Active cyano groups to coordinate AlCl2+ cation for rechargeable aluminum batteries

Abstract Rechargeable aluminum batteries, owing to the abundant Al resources and high safety guarantee, have been exploited as the ideal power sources for large-scale energy storage. However, the application of aluminum batteries is still restricted by the unsatisfactory positive electrodes due to low capacity, electrode variation or poor cycle stability of inorganic materials. As an alternative route for addressing the critical issues, multi-cyano organic molecules are proposed as the positive electrode materials for stable rechargeable aluminum batteries. With the first-principle calculation of the electron distribution, molecular energy levels and theoretical specific capacity, the results suggest that the electron-deficient cyano groups in organic molecules can reversibly coordinate/dissociate with positively charged Al-complex ions (i.e. AlCl2+). According to the molecule design and experiment results, tetracyanoquinodimethane (TCNQ) with high conductivity is identified as the optimized cyano-organic positive electrode material.
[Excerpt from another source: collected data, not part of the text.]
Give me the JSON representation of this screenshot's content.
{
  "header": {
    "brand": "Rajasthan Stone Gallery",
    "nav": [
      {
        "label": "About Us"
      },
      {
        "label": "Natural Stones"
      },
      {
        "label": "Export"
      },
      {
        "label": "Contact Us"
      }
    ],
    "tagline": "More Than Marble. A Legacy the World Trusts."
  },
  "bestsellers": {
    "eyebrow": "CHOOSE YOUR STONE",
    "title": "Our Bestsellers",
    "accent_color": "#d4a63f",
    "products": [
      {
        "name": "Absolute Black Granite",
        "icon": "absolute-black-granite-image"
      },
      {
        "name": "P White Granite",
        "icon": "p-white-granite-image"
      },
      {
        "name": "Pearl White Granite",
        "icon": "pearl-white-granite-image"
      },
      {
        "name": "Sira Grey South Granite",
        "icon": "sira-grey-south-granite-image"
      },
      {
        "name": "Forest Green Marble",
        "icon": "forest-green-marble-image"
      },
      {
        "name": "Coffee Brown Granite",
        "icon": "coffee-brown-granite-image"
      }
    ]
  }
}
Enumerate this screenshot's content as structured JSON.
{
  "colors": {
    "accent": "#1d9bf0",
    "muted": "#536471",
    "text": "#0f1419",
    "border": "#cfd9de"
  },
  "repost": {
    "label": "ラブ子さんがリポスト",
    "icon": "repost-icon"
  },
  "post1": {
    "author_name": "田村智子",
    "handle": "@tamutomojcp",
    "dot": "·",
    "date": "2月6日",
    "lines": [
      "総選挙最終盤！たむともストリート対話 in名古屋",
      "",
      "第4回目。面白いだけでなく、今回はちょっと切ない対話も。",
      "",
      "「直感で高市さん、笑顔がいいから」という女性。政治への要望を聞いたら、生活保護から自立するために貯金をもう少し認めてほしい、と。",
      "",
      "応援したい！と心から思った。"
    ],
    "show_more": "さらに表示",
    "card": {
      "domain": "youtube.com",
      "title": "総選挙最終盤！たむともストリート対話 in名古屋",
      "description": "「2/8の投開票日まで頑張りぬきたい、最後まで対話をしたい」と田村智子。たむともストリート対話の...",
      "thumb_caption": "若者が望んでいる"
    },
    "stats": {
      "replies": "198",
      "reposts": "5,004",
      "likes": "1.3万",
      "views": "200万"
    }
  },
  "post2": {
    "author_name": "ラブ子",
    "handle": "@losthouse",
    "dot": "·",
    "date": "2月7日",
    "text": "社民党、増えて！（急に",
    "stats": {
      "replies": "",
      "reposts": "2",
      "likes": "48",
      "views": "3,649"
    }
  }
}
The as-assembled cell delivers a high specific capacity of 180 mAh g−1 at first cycle and a discharge plateau ∼1.6 V, along with long-term operation beyond 2000 cycles and coulombic efficiency of ∼100%. The design principle here opens a new platform to utilize stable cyano-organic molecules as positive electrode materials for high-energy-density aluminum batteries, offering opportunities to design and exploit high-performance rechargeable Al-organic batteries.